I feel that narrating and telling stories should be seen as a way of knowing.By examining the different articles, I discovered that the stories we tell and all they show us are a big part of what we know. Storytelling has earned its place as the most important tradition humans possess. The most important reason for this being that every story contains a lesson to instruct the audience. Stories teach us to love, to forgive others, to be just and to strive for better than we have.
Narrating is a way in which we can analyze data and various life problems and pass them from generation to generation. Whether you like these anecdotes or not are the basis of many of our foundations, books or even part of our story, because most of them, not everything, of what we know, believe, and the reason why we do some things is based on our own experiences or others experiences.
Listening to these stories that are transmitted to us is one of the ways in which we currently know the things we know. Since these stories help us to perceive details of life that one has not been able to see and another has, and many of those stories teach us great lessons. From reading the narrative articles carefully, my perspective is that narrating is a solid and meaningful WOK. We have been telling stories and broadcasting for many years and it is an approach to transmit data and details that may be useful to someone this time or perhaps in the future.
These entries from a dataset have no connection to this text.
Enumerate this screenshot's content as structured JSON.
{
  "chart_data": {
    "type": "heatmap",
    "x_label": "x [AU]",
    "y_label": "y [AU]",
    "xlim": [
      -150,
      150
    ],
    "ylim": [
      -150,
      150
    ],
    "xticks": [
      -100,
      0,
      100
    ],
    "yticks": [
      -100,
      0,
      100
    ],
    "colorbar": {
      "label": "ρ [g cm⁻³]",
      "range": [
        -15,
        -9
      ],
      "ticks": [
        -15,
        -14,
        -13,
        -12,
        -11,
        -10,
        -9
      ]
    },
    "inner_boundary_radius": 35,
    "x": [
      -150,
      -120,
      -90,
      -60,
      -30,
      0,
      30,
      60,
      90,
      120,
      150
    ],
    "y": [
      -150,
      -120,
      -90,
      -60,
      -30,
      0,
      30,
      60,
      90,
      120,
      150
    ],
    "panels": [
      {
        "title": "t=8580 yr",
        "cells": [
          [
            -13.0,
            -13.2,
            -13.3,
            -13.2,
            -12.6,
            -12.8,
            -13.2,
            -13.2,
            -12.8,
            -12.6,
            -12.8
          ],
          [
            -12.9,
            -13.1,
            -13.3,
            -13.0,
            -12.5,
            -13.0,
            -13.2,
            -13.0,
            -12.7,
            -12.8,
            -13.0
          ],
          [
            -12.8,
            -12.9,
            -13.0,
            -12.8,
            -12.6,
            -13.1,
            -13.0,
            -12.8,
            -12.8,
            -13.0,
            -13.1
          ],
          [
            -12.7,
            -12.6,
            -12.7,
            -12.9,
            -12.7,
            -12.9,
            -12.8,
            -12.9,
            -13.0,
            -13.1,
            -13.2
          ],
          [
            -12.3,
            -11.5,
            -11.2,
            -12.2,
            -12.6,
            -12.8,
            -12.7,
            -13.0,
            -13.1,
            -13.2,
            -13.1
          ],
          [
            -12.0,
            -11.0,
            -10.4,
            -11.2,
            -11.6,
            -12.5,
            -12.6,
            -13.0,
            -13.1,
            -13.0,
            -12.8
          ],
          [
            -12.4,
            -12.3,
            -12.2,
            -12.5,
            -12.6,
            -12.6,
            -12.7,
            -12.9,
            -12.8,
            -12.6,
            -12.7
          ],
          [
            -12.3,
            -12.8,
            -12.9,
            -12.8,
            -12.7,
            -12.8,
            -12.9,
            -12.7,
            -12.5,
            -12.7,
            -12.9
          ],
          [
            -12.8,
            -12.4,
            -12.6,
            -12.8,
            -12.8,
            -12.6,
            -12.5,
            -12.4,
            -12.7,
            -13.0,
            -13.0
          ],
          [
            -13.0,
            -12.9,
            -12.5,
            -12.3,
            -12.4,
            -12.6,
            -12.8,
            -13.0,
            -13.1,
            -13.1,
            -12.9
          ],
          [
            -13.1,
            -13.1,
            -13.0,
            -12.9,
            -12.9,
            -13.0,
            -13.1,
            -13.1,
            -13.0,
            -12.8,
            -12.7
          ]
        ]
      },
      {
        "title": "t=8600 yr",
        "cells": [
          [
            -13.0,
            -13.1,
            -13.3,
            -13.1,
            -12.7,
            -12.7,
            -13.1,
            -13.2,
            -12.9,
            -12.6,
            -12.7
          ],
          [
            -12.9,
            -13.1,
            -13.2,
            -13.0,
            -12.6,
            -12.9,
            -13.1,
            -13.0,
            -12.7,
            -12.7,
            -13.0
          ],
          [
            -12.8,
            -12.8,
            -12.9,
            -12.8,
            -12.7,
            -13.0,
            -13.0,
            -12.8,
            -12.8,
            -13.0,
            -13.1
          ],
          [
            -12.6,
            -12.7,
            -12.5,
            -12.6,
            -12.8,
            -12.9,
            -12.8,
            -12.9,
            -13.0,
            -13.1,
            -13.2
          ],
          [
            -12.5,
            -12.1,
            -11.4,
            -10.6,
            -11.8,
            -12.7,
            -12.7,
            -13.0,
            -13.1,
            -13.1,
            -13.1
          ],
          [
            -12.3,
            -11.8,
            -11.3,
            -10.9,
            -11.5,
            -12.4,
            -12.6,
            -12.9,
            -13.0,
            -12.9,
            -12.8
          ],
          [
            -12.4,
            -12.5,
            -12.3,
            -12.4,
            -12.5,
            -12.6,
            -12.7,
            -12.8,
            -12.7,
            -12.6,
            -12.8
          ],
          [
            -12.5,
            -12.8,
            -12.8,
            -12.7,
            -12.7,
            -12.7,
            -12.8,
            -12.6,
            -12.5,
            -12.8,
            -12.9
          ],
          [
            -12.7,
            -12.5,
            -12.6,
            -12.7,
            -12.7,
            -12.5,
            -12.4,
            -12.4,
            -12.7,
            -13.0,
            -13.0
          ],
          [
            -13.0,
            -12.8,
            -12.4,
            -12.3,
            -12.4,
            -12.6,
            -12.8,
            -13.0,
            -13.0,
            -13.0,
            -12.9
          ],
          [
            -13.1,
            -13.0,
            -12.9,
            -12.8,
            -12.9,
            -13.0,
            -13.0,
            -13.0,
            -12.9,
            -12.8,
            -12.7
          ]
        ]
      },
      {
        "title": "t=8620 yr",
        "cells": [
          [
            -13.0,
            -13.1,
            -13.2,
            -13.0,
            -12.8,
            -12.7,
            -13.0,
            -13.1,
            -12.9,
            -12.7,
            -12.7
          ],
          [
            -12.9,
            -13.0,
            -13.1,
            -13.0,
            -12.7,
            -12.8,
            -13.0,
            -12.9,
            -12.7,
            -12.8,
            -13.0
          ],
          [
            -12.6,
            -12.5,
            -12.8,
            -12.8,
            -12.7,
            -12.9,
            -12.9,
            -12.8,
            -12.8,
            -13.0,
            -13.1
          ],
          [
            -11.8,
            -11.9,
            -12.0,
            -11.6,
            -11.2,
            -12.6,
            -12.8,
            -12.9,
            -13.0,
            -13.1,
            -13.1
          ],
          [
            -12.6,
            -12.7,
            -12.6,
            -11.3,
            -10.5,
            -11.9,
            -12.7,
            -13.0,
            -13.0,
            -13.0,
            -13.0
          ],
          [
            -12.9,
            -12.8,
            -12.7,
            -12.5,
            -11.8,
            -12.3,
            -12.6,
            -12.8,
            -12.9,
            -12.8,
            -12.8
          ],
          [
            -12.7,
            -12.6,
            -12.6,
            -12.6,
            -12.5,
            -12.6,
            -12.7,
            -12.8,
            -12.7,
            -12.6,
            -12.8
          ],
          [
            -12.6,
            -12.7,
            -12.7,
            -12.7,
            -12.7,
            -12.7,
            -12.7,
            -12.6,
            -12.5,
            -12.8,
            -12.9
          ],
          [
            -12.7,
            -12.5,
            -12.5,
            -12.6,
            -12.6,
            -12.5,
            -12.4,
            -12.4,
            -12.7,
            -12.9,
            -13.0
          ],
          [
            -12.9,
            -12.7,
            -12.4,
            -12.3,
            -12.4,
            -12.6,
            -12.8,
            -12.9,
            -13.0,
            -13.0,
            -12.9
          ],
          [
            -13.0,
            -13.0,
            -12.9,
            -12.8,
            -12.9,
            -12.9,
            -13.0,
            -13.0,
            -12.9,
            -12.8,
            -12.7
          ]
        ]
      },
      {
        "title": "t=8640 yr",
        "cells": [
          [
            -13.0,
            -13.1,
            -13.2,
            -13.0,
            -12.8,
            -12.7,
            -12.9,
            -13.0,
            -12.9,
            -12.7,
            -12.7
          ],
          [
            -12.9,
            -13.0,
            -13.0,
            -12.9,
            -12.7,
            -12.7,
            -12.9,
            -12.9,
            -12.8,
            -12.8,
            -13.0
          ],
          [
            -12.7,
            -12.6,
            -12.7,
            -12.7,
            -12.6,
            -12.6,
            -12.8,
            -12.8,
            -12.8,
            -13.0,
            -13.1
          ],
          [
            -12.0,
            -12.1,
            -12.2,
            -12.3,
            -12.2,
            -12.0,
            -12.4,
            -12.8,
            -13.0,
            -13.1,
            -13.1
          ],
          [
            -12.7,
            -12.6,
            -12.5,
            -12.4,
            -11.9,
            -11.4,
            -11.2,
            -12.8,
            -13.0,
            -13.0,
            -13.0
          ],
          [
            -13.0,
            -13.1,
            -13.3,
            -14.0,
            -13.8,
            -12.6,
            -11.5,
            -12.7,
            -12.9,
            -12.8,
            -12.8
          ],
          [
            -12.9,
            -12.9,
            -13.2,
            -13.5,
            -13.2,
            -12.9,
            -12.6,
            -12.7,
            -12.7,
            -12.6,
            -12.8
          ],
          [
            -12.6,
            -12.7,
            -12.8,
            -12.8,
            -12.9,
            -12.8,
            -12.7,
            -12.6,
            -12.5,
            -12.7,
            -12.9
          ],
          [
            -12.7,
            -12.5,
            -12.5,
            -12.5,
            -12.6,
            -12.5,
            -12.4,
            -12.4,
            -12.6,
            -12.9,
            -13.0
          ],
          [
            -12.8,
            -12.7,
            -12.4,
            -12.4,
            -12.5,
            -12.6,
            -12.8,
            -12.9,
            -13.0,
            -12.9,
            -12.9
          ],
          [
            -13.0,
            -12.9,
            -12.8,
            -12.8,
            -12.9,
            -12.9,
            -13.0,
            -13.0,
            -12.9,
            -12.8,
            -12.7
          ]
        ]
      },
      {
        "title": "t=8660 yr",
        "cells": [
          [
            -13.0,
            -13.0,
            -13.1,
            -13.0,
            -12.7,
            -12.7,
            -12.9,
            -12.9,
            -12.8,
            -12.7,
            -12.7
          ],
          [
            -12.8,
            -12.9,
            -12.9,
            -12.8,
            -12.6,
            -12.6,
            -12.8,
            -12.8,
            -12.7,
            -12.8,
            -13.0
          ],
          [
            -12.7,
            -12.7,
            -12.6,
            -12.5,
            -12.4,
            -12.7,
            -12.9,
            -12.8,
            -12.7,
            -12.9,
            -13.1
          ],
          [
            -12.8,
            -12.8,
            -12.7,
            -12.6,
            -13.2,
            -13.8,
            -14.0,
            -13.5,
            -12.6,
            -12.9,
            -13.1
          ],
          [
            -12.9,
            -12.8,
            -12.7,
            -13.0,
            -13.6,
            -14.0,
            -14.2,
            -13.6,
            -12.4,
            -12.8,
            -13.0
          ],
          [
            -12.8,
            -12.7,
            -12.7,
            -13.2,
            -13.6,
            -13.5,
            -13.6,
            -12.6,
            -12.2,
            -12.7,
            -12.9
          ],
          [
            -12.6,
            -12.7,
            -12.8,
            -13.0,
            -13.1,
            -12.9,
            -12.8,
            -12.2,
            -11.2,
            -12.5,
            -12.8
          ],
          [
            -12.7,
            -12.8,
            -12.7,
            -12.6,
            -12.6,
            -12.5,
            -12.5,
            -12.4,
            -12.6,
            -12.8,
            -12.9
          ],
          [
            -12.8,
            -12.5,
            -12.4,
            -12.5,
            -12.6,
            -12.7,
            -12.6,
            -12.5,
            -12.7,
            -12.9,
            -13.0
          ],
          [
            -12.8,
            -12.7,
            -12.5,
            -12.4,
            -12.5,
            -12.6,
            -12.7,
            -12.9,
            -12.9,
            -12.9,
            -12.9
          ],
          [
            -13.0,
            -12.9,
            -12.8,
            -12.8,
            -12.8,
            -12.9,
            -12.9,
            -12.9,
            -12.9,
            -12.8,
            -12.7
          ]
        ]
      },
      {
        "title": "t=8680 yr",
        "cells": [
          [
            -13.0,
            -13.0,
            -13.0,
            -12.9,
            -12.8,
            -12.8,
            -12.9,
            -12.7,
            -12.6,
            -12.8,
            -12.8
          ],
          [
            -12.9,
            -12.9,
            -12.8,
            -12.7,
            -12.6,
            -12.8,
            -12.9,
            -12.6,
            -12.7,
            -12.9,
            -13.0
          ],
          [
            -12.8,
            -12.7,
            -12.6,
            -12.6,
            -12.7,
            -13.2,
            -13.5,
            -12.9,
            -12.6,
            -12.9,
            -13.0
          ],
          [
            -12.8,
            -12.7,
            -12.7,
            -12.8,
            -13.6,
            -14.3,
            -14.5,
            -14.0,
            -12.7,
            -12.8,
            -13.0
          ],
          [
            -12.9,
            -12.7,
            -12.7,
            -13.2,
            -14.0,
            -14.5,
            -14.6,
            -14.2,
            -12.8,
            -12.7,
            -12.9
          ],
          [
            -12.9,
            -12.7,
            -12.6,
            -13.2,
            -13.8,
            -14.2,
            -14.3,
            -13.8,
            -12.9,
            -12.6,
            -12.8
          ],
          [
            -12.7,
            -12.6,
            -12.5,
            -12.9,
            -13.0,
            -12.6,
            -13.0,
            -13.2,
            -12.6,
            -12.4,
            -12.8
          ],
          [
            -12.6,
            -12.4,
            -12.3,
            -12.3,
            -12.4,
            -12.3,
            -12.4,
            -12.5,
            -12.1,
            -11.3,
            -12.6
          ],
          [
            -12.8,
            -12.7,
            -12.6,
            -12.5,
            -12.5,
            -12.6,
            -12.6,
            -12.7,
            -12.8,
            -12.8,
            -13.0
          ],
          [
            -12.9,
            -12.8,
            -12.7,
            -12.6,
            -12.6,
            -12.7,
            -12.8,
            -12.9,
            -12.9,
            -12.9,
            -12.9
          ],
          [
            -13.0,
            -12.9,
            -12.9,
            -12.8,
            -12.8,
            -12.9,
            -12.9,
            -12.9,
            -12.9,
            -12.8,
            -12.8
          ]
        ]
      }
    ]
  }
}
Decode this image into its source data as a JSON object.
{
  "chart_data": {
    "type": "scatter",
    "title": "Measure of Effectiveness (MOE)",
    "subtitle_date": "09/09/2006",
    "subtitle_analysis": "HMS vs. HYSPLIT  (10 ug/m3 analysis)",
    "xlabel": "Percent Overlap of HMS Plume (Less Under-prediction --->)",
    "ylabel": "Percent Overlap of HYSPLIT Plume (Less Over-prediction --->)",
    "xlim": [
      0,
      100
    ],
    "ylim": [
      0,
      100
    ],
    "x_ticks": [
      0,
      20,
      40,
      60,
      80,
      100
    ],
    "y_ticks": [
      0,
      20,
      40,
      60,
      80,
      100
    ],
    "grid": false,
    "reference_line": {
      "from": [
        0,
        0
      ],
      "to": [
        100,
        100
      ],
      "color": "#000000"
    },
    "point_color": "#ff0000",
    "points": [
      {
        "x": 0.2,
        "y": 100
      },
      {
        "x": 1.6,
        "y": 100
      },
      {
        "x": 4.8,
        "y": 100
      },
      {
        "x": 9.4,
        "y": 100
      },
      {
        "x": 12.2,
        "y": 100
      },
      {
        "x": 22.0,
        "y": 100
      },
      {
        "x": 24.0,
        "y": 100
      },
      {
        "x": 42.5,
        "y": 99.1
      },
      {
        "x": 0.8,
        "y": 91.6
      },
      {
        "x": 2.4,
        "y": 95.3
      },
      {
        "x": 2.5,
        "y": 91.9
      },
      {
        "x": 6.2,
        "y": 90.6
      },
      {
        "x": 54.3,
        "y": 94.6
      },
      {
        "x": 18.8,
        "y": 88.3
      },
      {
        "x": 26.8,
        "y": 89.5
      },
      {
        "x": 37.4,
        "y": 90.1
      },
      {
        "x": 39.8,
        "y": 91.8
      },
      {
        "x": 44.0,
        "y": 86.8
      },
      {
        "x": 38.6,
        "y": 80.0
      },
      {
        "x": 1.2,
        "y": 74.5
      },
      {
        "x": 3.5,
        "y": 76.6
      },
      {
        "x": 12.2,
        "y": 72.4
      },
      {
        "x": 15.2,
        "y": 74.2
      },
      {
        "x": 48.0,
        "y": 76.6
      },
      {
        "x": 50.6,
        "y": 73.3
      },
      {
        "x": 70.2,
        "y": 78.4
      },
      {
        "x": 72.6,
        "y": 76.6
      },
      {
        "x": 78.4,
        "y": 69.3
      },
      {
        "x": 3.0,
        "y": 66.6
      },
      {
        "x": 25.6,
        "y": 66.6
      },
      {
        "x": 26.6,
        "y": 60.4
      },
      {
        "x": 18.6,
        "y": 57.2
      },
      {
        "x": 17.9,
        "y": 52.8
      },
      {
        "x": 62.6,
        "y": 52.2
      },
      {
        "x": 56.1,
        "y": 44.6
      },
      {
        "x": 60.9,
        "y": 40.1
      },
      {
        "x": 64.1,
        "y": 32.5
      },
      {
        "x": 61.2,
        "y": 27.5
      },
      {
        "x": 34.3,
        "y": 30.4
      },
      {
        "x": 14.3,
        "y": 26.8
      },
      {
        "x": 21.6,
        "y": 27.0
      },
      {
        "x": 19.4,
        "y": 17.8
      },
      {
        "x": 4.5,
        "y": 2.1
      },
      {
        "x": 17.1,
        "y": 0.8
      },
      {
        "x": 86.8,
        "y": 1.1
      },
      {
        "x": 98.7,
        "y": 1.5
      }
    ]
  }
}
There are stories of all kinds, difficulties teach us different things on different perspectives on life, adapted to educate in a certain way from the smallest to the most adult.
“ Thought flows in terms of stories – stories about events, stories about people, and stories about intentions and achievements. The best teachers are the best story tellers. We learn in the form of stories.”
—Frank Smith, Canadian psycholinguist
It is also true that many stories do not resemble reality as they should and speak in a way of how they want the world to be rather than what it really is. “It does not describe the world as it is but as it should be.” But no matter if there are real or not, every story has it meaning, showing us different points of view, good and bad things, and thanks to the narration we know things that if in the past none of them would have written maybe at present we would not know anything about it.
But if I am sure of one thing, it is that the literature, as well as the history in general, are about stories, real stories, studied and specific but stories in short. What we read is about the story of something or someone that someone once wrote. We just have to analyze the word narration which means: the act of telling a story or the conveying of events in words, and images, often by improvisation or embellishment, now let’s analyze the word history: the study of past events, particularly in human affairs or the whole series of past events connected with a particular person or thing. For this reason, narrating is important, capturing, analyzing and writing, because that is what our history and our footprint in this world are made of. All we now know about the Middle Ages was because someone left their mark and one of the many ways to make a mark in this world is to write it or tell it to someone so that it lasts in history. Many of these stories remain legends or rumors, but many others remain and become the foundations of many beliefs.
Hence, storytelling should be known as a WOK because it is absolutely a way of knowing and the fundaments of what we believe in. Most of the things we know nowadays are based in narrations of people showing their perspective on something, then after years they trust that information and nowadays, we just read them in our class books. Storytelling is a fundamental human experience that unites people and drives stronger, deeper connections. From the earliest recorded history, storytelling was a method used by cavemen to communicate, educate, share, and connect. So as it helps to go deeper and know different things into different perspectives we could say that narration should be known as a WOK
“Stories … protect us from chaos, and maybe that’s what we, unblinkered at the end of the 20th century, find ourselves craving. Implicit in the extraordinary revival of storytelling is the possibility that we need stories — that they are a fundamental unit of knowledge, the foundation of memory, essential to the way we make sense of our lives: the beginning, middle and end of our personal and collective trajectories. It is possible that narrative is as important to writing as the human body is to representational painting. We have returned to narrative-in many fields of knowledge-because it is impossible to live without them.”